Solidarité avec le peuple iranien

Des manifestations populaires dans de très nombreuses villes ont mobilisé des milliers de personnes dénonçant la décision gouvernementale de supprimer les subventions sur les prix de l’essence. Le guide suprême, Ali Khamenei, a mis tout son poids afin que cette disposition soit entérinée coûte que coûte.

Ce nouveau soulèvement s’inscrit dans la continuité de ceux qui ont affecté le pays en 2009 et 2018, conjuguant des causes internes et externes relatives aux conséquences des sanctions américaines à la suite du retrait de Washington sur l’accord nucléaire.
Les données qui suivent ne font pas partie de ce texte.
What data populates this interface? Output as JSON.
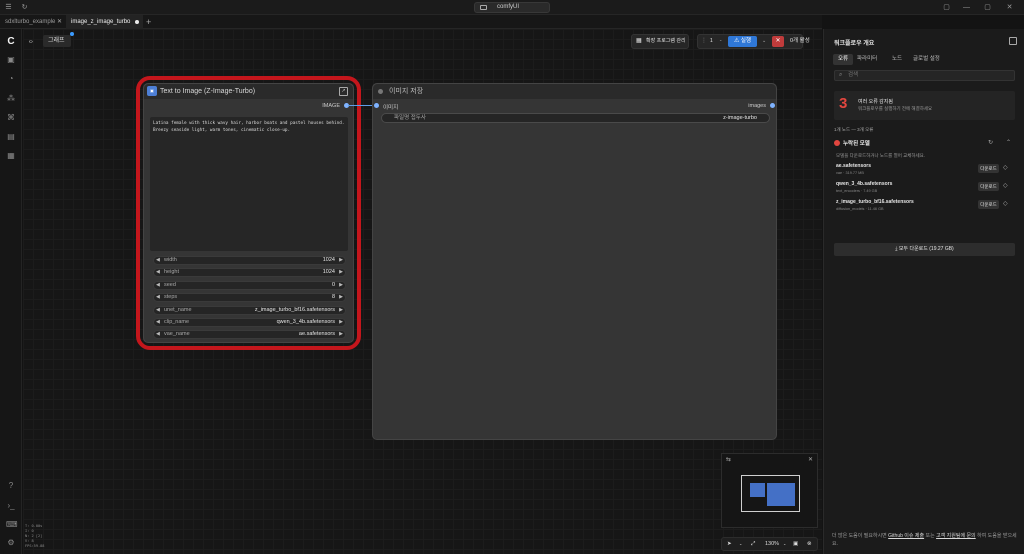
{
  "app": {
    "title": "comfyUI"
  },
  "tabs": [
    {
      "label": "sdxlturbo_example",
      "active": false
    },
    {
      "label": "image_z_image_turbo",
      "active": true
    }
  ],
  "canvas": {
    "menu_glyph": "ᆼ",
    "graph_label": "그래프",
    "toolbar": {
      "manager_label": "확장 프로그램 관리",
      "queue_count": "1",
      "run_label": "실행",
      "queue_label": "0개 활성"
    },
    "stats": [
      "T: 0.00s",
      "I: 0",
      "N: 2 [2]",
      "V: 8",
      "FPS:59.88"
    ],
    "zoom": "130%"
  },
  "node1": {
    "title": "Text to Image (Z-Image-Turbo)",
    "output_label": "IMAGE",
    "prompt": "Latina female with thick wavy hair, harbor boats and pastel houses behind. Breezy seaside light, warm tones, cinematic close-up.",
    "widgets": [
      {
        "label": "width",
        "value": "1024"
      },
      {
        "label": "height",
        "value": "1024"
      },
      {
        "label": "seed",
        "value": "0"
      },
      {
        "label": "steps",
        "value": "8"
      },
      {
        "label": "unet_name",
        "value": "z_image_turbo_bf16.safetensors"
      },
      {
        "label": "clip_name",
        "value": "qwen_3_4b.safetensors"
      },
      {
        "label": "vae_name",
        "value": "ae.safetensors"
      }
    ]
  },
  "node2": {
    "title": "이미지 저장",
    "input_label": "이미지",
    "output_label": "images",
    "prefix_label": "파일명 접두사",
    "prefix_value": "z-image-turbo"
  },
  "panel": {
    "title": "워크플로우 개요",
    "tabs": [
      "오류",
      "파라미터",
      "노드",
      "글로벌 설정"
    ],
    "search_placeholder": "검색",
    "error_count": "3",
    "error_title": "여러 오류 감지됨",
    "error_desc": "워크플로우를 실행하기 전에 해결하세요",
    "summary": "1개 노드 — 3개 오류",
    "missing_title": "누락된 모델",
    "missing_desc": "모델을 다운로드하거나 노드를 열어 교체하세요.",
    "models": [
      {
        "name": "ae.safetensors",
        "sub": "vae · 319.77 MB"
      },
      {
        "name": "qwen_3_4b.safetensors",
        "sub": "text_encoders · 7.49 GB"
      },
      {
        "name": "z_image_turbo_bf16.safetensors",
        "sub": "diffusion_models · 11.46 GB"
      }
    ],
    "download_label": "다운로드",
    "download_all": "모두 다운로드 (19.27 GB)",
    "footer_prefix": "더 많은 도움이 필요하시면",
    "footer_link1": "Github 이슈 제출",
    "footer_mid": "또는",
    "footer_link2": "고객 지원팀에 문의",
    "footer_suffix": "하여 도움을 받으세요."
  }
}
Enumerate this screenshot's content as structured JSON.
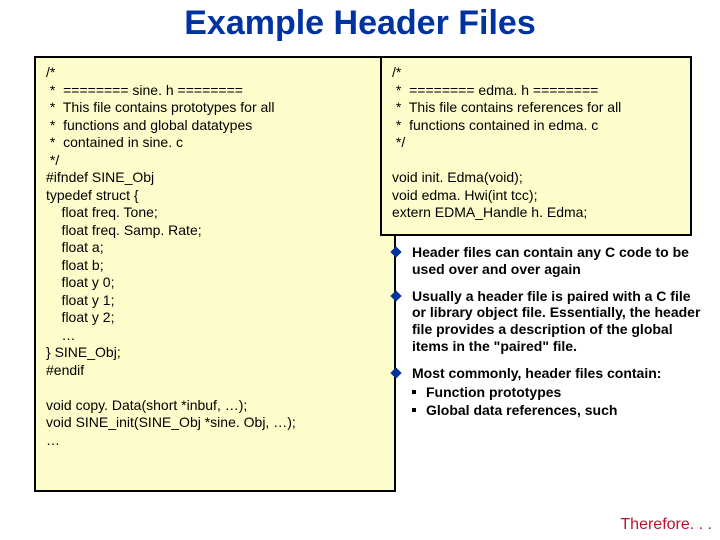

Depuis de longues années, les politiques néolibérales et d’austérité ont accru les difficultés structurelles de l’Iran. Chômage, perte de pouvoir d’achat, privatisations, clientélisme, corruption, captation de la rente au profit des élites du régime ont creusé les inégalités. Les assises du pouvoir théocratique se sont érodées alors que les idéaux de la République Islamique et le puritanisme de façade sont remis en cause. Une véritable dissonance existe désormais entre le régime et la société aggravée par le sentiment de blocage du système et la contestation de la politique milicienne conduite en Irak et en Syrie. Un climat de désespoir, qui emprunte les voies de la colère et de la violence, s’exprime à nouveau au grand jour.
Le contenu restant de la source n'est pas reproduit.